High-performance In-Memory Data Partitioning

[Presenting on Friday, Dec 7th]

Data partitioning is an important primitive for in-memory data processing systems, and in many cases it is the key performance bottleneck. This important primitive has been the focus of many studies in the past. However, as we argue in this talk, these previous studies have been narrow in their scope leaving many unanswered questions that are of paramount importance in practice. Consequently, to the best of our knowledge, there is no clear answer to the seemingly simple question of what is an efficient partitioning strategy for in-memory data systems. In this talk, we carefully consider this data partitioning primitive in the context of multi-core in-memory data settings. We look at past work in this area and note that many of these studies miss looking at many important aspects such as the impact of the tuple size and the impact of the data formats (e.g. row-store vs. column-store).
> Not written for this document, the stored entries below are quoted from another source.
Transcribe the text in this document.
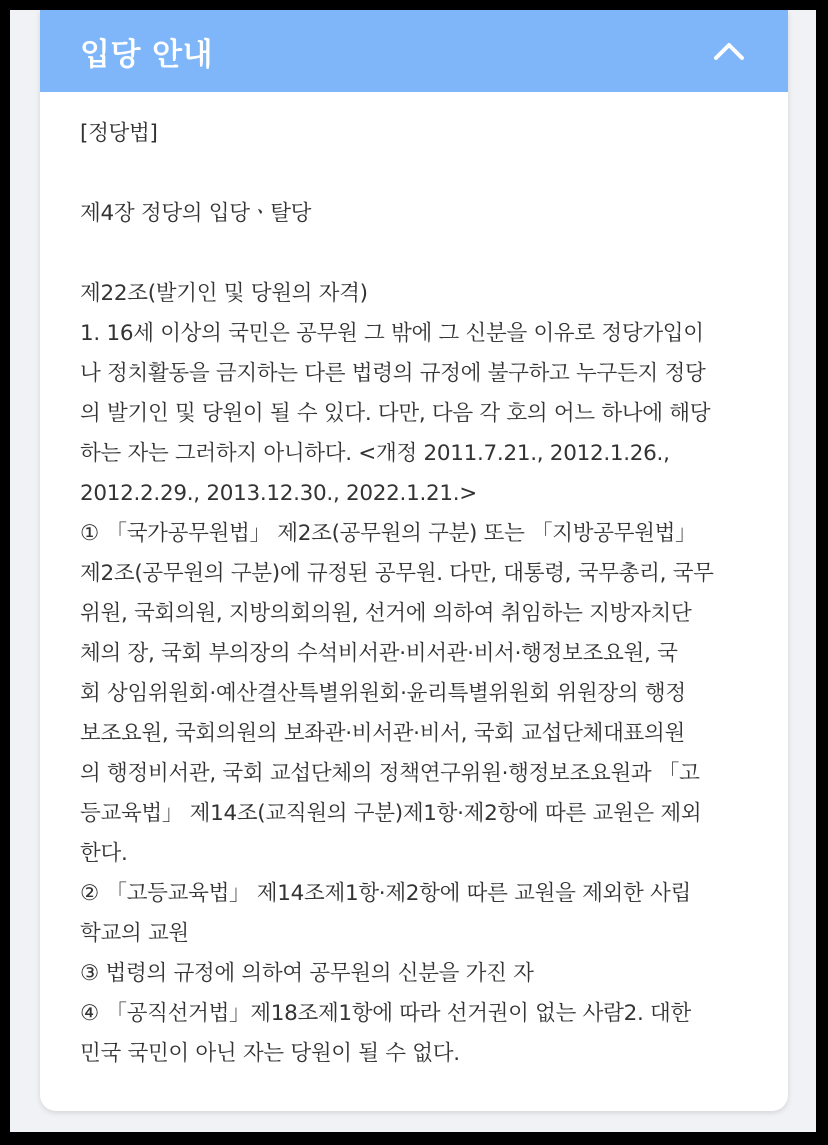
입당 안내
[정당법]
제4장 정당의 입당ㆍ탈당
제22조(발기인 및 당원의 자격)
1. 16세 이상의 국민은 공무원 그 밖에 그 신분을 이유로 정당가입이
나 정치활동을 금지하는 다른 법령의 규정에 불구하고 누구든지 정당
의 발기인 및 당원이 될 수 있다. 다만, 다음 각 호의 어느 하나에 해당
하는 자는 그러하지 아니하다. <개정 2011.7.21., 2012.1.26.,
2012.2.29., 2013.12.30., 2022.1.21.>
① 「국가공무원법」 제2조(공무원의 구분) 또는 「지방공무원법」
제2조(공무원의 구분)에 규정된 공무원. 다만, 대통령, 국무총리, 국무
위원, 국회의원, 지방의회의원, 선거에 의하여 취임하는 지방자치단
체의 장, 국회 부의장의 수석비서관·비서관·비서·행정보조요원, 국
회 상임위원회·예산결산특별위원회·윤리특별위원회 위원장의 행정
보조요원, 국회의원의 보좌관·비서관·비서, 국회 교섭단체대표의원
의 행정비서관, 국회 교섭단체의 정책연구위원·행정보조요원과 「고
등교육법」 제14조(교직원의 구분)제1항·제2항에 따른 교원은 제외
한다.
② 「고등교육법」 제14조제1항·제2항에 따른 교원을 제외한 사립
학교의 교원
③ 법령의 규정에 의하여 공무원의 신분을 가진 자
④ 「공직선거법」제18조제1항에 따라 선거권이 없는 사람2. 대한
민국 국민이 아닌 자는 당원이 될 수 없다.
We build on this initial observation and examine a number of data partitioning strategies, leading to a better understanding of how data partitioning methods perform on modern multi-core large memory systems. We note a few interesting observations, including how relatively simple methods work quite well in practice across a broad spectrum of data parameters. To help future researchers, we propose a partitioning benchmark so that work in this area can take a broader and more realistic perspective when working on data partitioning methods. Overall, the key contribution of this talk is to separate the wheat from the chaff in previous research in this area, analyze the relative performance of various methods on a broad set of data parameters, and help provide a more systematic evaluation framework for future work in this area. We also point to opportunities for new research directions in this area.